American bonanist and physician (1854–1923)

Charles Frederick Millspaugh (June 20, 1854 - September 15, 1923) was an American botanist, botanical illustrator, and physician. He was the founding curator of botany at the Field Museum of Natural History from 1897 until his death, where he was instrumental in collecting and organizing the museum's vast botanical collections.

== Life and career ==
Millspaugh was born in Ithaca, New York, on June 20, 1854. He was a nephew of Ezra Cornell, founder of Cornell University. Millspaugh attended Cornell from 1872 to 1875 and then New York Homeopathic Medical College, earning his medical degree in 1881. He practiced medicine in Binghamton, New York, until 1890. Drawn to botany since a chance meeting in his youth with Louis Agassiz, he decided to change careers.
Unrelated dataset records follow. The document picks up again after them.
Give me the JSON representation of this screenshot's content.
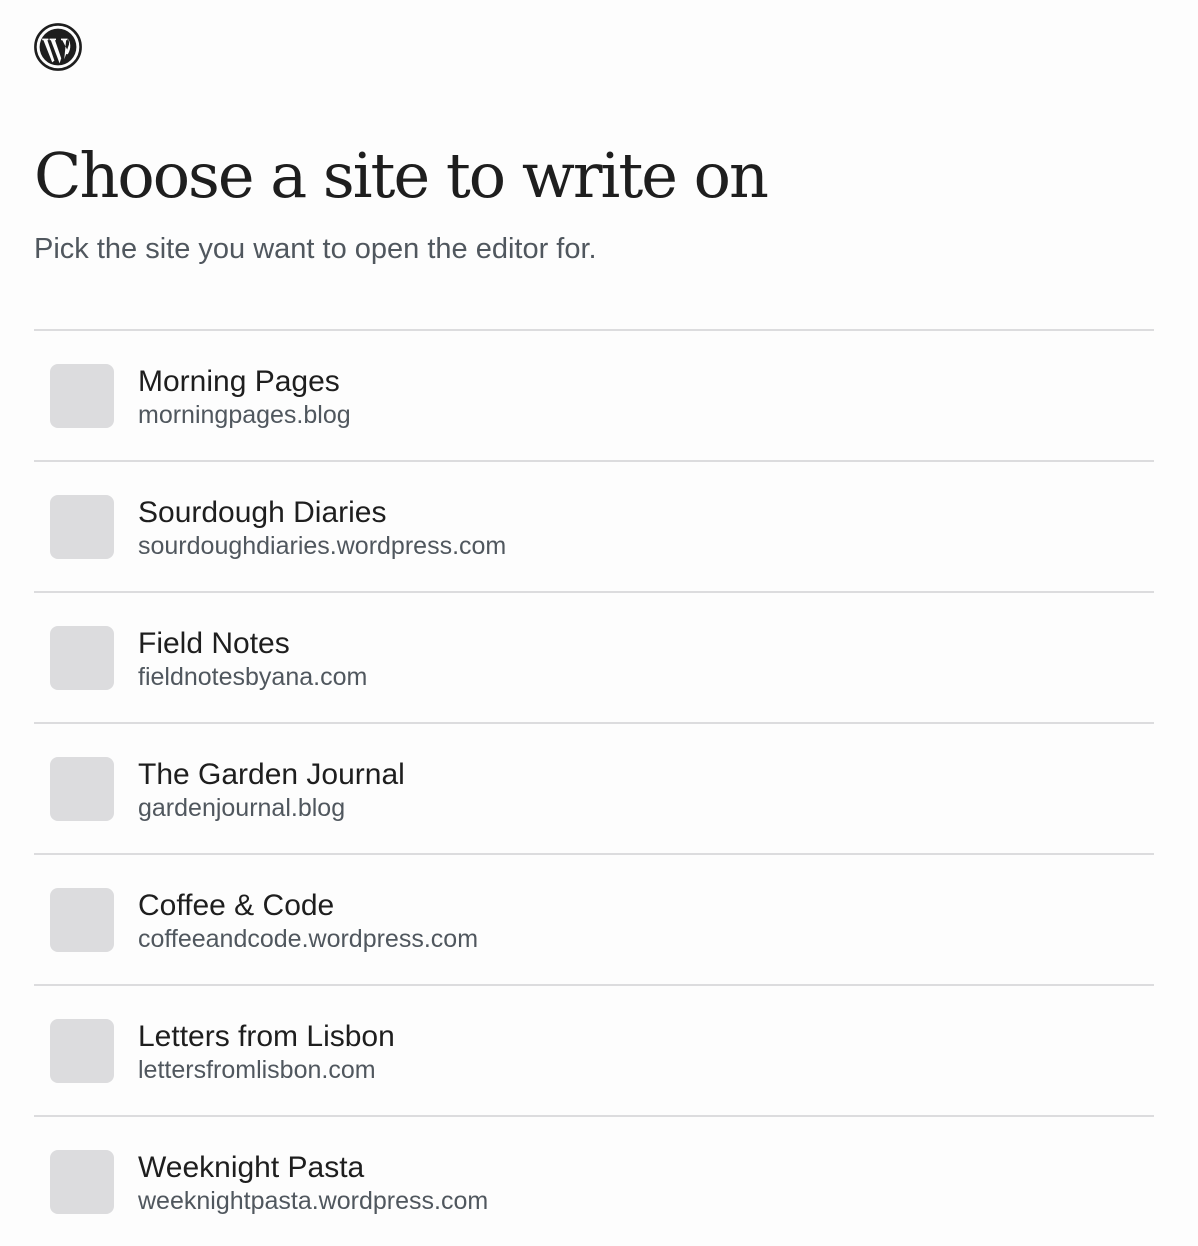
{
  "header": {
    "logo_icon": "wordpress-logo-icon"
  },
  "page": {
    "title": "Choose a site to write on",
    "subtitle": "Pick the site you want to open the editor for."
  },
  "sites": [
    {
      "name": "Morning Pages",
      "url": "morningpages.blog"
    },
    {
      "name": "Sourdough Diaries",
      "url": "sourdoughdiaries.wordpress.com"
    },
    {
      "name": "Field Notes",
      "url": "fieldnotesbyana.com"
    },
    {
      "name": "The Garden Journal",
      "url": "gardenjournal.blog"
    },
    {
      "name": "Coffee & Code",
      "url": "coffeeandcode.wordpress.com"
    },
    {
      "name": "Letters from Lisbon",
      "url": "lettersfromlisbon.com"
    },
    {
      "name": "Weeknight Pasta",
      "url": "weeknightpasta.wordpress.com"
    }
  ],
  "colors": {
    "text_primary": "#1e1e1e",
    "text_secondary": "#50575e",
    "divider": "#dcdcde",
    "site_icon_placeholder": "#dcdcde",
    "background": "#fdfdfd"
  }
}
From 1891 to 1892, Millspaugh taught botany at West Virginia University. In 1894 he was appointed as the newly established Field Museum of Natural History's first Curator of Botany, a position he held until his death. He collected and indexed the museum's vast botanical collections. From 1897 to 1923 he served as professor of medical botany at the Chicago Homeopathic Medical College. He also taught botany at the University of Chicago, first as a lecturer in 1895 and later as associate professor of economic botany. He was a fellow of the American Association for the Advancement of Science (AAAS) and a member of the Torrey Botanical Society and the Explorers Club.

Millspaugh conducted explorations throughout the United States and Mexico, the West Indies, Brazil, and other parts of South America. He wrote and illustrated the magisterial American Medicinal Plants (1887), published in ten volumes with 180 full-color plates that he painted himself. He also wrote Flora of West Virginia (1896), Contribution I-III to the Coastal and Plain Flora of Yucatán (1895-1898), Flora of Santa Catalina Island (1923), and many articles in scientific and popular journals. He was a skilled scientific illustrator and artist, producing the majority of the illustrations for his publications.

The genera Millspaughia B.L.Rob. and Neomillspaughia S.F.Blake (Polygonaceae) were named in his honor.